- Occupations: Musician; Author;
- Instrument: Drums
- Years active: 1990–present
- Formerly of: Athenaeum; Longwave; Skeleton Key;
- Website: www.nicbrown.net

= Nic Brown (drummer) =

Nic Brown is an American rock drummer and author from North Carolina. He began his career drumming with his high school rock band, Athenaeum, who went on to sign with Atlantic Records and release a hit single, "What I Didn't Know". Brown left Athenaeum in 2001 and played in Longwave and Skeleton Key in the decade of the 2000s while pursuing a career change to become a professional writer. He has released three novels and a memoir since 2009. As of 2025 he is a professor of English at Clemson University.

==Music career==
Brown co-founded Athenaeum in 1990 with singer Mark Kano while he was an eighth-grader in Greensboro, North Carolina. The group signed with Atlantic Records and released the album Radiance in 1998, which included the alternative radio hit "What I Didn't Know". He toured with the group through the end of the 1990s, and announced his departure in January 2001, after recording drums for (but before the release of) their second, self-titled album. In his 2023 memoir, Bang Bang Crash, Brown notes that he grew disenchanted with the style of music he was playing nightly and wanted to explore new genres; he also regretted passing up acceptances to Ivy League colleges to pursue a career in music, and leaving the group allowed him to return to school. He took a bachelor's degree in creative writing at Columbia University, and while enrolled there played in several bands, including Longwave, Skeleton Key, and Falcon; he also performed or recorded with Ben Lee, Eszter Balint, Mike Garrigan, Claire Holley, Michael Hurley, and Matt Pond PA.

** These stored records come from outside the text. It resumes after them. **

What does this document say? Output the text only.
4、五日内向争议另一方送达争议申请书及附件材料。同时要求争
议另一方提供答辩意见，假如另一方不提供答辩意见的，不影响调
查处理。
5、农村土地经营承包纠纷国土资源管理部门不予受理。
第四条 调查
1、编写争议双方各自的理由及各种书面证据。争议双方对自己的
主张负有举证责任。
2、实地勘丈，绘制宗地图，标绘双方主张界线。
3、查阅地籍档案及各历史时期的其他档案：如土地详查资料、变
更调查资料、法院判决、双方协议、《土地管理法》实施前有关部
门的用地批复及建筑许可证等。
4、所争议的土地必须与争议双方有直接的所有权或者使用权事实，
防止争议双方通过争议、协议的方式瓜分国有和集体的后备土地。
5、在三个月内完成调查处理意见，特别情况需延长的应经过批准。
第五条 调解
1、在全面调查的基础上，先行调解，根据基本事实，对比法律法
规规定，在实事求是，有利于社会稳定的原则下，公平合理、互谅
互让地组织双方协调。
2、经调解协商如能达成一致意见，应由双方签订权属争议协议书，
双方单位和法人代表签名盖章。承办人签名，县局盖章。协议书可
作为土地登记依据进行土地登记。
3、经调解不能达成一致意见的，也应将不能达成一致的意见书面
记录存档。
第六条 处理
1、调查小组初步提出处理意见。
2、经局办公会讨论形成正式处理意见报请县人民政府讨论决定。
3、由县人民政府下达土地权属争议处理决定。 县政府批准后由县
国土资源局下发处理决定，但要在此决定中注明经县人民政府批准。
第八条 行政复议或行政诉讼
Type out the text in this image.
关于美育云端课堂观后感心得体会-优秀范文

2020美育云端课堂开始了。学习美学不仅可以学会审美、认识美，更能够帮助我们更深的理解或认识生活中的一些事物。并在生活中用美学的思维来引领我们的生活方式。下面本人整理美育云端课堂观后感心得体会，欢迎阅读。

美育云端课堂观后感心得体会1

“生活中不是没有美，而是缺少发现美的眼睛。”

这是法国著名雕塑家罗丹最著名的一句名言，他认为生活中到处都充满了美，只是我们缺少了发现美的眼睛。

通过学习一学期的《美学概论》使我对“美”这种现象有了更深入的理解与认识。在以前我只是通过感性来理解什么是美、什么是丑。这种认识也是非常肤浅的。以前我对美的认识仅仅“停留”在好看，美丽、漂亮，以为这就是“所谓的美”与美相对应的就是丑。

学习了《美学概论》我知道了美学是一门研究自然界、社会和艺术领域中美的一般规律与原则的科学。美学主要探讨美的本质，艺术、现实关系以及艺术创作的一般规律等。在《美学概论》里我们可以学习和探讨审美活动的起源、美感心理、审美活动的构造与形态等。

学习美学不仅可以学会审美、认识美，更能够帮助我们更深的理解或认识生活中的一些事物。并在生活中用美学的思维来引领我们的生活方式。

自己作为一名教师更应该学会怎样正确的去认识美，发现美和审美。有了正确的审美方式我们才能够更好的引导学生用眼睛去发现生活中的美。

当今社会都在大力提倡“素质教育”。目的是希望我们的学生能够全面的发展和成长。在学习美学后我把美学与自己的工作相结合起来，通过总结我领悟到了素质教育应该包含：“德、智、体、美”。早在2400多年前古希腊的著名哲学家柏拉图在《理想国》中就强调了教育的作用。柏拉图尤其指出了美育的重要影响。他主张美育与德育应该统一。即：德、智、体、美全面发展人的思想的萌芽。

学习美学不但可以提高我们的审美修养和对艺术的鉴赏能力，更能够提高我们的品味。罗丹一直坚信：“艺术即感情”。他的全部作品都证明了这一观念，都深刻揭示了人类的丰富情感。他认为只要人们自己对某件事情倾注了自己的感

Brown has occasionally played reunion shows with Athenaeum, and was the impetus behind the group's 2018 reunion show in North Carolina on the occasion of Radiance's 20th anniversary.

==Writing career==
After completing the bachelor's at Columbia, he enrolled in the Iowa Writer's Workshop, where he largely ceased performing as a musician and concentrated on writing. His first publication was Floodmarkers, a novel released in 2009, which was selected as an Editors' Choice by the New York Times Book Review. He followed up quickly with another novel, Doubles, in 2010. In 2015, his third novel, In Every Way, was published. His fourth book, 2023's Bang Bang Crash, is a memoir tracing his evolving understanding of himself as a musician and a writer. He has also published essays, a few of which were interpolated into Bang Bang Crash.